Crypto currencies have always shunned institutions, but to gain legitimacy they must learn from banks

Crypto has had a whirlwind of a year. Bitcoin bounced between dizzying peaks and rock bottom troughs, financial institutions bought and sold crypto assets in droves, mainstream consumer payment providers started offering digital assets to customers, and scores of crypto exchanges and custodians were hit by expensive cyberattacks.

Crypto’s greatest challenge is simply lack of regulation. Despite huge efforts from regulators and international monetary organisations to build frameworks for the secure and safe exchange and storage of crypto assets, industry regulators move at a pace that makes it nearly impossible for policymakers to get ahead of consumer interest. Nonetheless, despite strong protections, crypto has continued to edge its way into the financial mainstream. 

Banks and other financial institutions have been subject to exacting security standards for decades – and have shored up their resources to quickly adapt to the evolving threat landscape. With growing interest in crypto interest and the relative novelty of it, there is risk. Every new way to trade, store or monetise digital assets opens another channel for hackers to exploit. It’s like when Microsoft releases the latest version of Windows – a stream of security updates inevitably follow as developers plug new potential exploits and vulnerabilities. The difference is that most crypto firms have nowhere near the research and development resources of a major bank or tech giant.

That doesn’t mean that crypto is condemned to a future of cyberattacks. 

Take the recent Coinbase hack, for instance. At time of writing, we still don’t know the final figure for what’s been lost, but Coinbase has a market capitalisation of around $65bn across over 100 countries. Though a disaster for those 68 million users who may be at risk of losing their assets, the cause of the breach was, by traditional finance terms, extremely simple. Experts say the attack was a “SIM swap” – where hackers compromised victims’ mobile phone numbers and used that to authenticate themselves as a valid account holder. This method has been the cause of a string of attacks.

Cryptocurrency exchanges need to take a serious look at how they are authenticating users. SIM swap fraud was widely used to gain access to traditional bank accounts for many years, and as a result financial institutions have moved away from SMS as a form of authentication. Crypto firms will need to follow suit. Using SMS for multi factor authentication often puts the onus of protecting customer data on mobile network operators, whose systems are not designed to withstand such attacks. It’s like keeping expensive jewellery in a self-storage centre instead of a safe deposit box.

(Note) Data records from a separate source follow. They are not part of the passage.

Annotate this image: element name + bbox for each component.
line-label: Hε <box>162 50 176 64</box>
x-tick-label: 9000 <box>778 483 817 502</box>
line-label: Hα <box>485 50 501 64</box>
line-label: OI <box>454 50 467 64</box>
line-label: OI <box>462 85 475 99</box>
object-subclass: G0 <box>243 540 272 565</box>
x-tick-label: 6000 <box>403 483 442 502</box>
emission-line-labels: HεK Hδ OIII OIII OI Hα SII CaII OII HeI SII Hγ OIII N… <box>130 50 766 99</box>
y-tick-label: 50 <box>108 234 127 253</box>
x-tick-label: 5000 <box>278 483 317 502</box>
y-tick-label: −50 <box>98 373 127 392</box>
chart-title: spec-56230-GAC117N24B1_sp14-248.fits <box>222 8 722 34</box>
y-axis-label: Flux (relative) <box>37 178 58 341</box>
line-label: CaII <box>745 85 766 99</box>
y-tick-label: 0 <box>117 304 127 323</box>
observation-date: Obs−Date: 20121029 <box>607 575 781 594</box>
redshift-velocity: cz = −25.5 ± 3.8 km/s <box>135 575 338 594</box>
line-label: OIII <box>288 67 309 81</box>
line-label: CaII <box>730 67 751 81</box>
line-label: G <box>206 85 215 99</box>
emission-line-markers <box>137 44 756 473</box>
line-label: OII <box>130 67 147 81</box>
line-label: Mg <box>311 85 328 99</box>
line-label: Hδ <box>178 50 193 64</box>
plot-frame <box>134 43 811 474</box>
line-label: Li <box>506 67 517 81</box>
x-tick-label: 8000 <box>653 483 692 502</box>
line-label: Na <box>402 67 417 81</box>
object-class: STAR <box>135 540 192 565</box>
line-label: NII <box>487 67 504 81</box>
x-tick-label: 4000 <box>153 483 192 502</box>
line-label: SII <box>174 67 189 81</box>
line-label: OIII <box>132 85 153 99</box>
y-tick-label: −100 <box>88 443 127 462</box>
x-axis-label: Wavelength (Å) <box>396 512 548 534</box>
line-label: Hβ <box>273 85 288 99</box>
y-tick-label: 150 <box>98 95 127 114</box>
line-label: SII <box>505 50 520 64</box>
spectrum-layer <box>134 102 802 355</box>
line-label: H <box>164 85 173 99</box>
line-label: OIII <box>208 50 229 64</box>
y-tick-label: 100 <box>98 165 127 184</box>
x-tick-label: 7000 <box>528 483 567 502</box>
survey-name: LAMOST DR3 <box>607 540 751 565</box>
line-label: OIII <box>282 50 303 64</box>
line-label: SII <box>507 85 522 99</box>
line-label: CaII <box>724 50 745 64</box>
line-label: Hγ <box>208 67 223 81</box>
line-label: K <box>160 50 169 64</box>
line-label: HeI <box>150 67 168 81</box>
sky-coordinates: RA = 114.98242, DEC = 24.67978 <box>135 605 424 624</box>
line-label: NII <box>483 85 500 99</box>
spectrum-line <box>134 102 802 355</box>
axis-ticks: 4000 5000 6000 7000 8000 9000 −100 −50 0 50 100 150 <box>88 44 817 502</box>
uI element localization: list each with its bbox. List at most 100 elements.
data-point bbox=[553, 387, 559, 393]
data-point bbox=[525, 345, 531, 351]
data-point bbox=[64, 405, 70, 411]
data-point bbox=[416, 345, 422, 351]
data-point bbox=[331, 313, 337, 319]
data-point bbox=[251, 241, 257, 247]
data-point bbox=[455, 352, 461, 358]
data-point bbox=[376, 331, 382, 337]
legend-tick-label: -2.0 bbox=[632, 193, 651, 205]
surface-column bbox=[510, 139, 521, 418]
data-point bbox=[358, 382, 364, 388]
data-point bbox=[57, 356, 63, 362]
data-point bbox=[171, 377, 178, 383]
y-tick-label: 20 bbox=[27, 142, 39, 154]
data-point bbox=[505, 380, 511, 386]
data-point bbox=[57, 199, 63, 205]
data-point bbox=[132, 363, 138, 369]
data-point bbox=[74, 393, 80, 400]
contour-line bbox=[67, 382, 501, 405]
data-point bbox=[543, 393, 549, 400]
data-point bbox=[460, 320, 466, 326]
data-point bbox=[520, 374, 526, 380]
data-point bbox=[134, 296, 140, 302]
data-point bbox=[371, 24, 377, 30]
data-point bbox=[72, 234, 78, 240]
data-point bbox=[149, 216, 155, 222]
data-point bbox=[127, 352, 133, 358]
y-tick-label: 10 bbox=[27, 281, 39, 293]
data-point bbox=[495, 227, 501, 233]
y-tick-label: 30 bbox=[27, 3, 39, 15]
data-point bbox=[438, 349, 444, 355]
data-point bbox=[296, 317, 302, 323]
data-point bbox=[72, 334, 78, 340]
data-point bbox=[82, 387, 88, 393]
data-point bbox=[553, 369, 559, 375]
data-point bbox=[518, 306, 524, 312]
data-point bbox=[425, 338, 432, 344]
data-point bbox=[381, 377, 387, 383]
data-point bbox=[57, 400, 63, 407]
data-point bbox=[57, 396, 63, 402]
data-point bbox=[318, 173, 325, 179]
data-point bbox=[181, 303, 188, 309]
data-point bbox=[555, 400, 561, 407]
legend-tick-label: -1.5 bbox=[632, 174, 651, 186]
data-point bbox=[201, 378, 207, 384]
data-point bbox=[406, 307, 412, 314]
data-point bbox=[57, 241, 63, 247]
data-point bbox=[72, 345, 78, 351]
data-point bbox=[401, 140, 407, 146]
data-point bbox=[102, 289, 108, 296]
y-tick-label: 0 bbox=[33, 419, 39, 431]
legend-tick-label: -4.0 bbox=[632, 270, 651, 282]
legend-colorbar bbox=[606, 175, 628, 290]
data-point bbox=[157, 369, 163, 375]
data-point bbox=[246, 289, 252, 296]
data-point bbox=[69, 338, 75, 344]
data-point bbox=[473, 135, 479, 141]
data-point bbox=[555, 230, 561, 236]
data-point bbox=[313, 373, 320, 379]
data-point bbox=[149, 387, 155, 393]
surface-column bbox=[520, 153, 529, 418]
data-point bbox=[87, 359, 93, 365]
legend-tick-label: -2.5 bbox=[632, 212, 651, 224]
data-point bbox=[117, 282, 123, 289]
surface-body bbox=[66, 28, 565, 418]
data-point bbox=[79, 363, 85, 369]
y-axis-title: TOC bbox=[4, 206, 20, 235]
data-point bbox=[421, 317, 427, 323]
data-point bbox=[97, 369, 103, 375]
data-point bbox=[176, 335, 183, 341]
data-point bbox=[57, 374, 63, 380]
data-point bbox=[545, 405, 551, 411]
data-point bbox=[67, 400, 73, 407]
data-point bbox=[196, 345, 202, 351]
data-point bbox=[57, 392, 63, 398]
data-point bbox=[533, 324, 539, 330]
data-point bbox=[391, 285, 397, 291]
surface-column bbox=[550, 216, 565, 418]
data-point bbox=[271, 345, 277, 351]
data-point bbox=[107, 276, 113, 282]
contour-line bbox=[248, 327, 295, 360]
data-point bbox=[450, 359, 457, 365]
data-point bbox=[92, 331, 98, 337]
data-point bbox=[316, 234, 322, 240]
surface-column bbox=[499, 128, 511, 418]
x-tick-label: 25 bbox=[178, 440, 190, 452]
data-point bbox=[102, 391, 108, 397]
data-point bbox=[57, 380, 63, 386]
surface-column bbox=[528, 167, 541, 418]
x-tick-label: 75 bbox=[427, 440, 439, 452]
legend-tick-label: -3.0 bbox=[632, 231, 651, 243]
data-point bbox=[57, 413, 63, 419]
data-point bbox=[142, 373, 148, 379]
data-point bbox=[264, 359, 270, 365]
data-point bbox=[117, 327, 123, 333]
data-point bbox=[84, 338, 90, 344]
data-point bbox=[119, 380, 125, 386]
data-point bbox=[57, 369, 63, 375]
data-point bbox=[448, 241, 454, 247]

Most major banks now use Mobile push notifications as an alternative. You probably already use this – it’s when you verify your identity via a secure mobile phone app instead of a text message. These apps can use the latest ID verification technologies (such as AI and biometrics) to ensure that it’s really you trying to access your account. Crypto firms should look to this technology to stem the flow of these authentication-based hacks we’ve seen recently.

But this is just one example. Looking for security guidance from their more established peers in the world of traditional finance will help crypto firms build and maintain the credibility needed to become trusted, mainstream providers of financial services. Doing so proactively could act to stem the tide of exacting regulations and public scrutiny crypto firms are currently facing further down the line. Crypto was created out of a desire to be innovative and reject traditional finance. But it is now in the hands of the crypto market to turn it around and take advantage of the wealth of security resources available to them.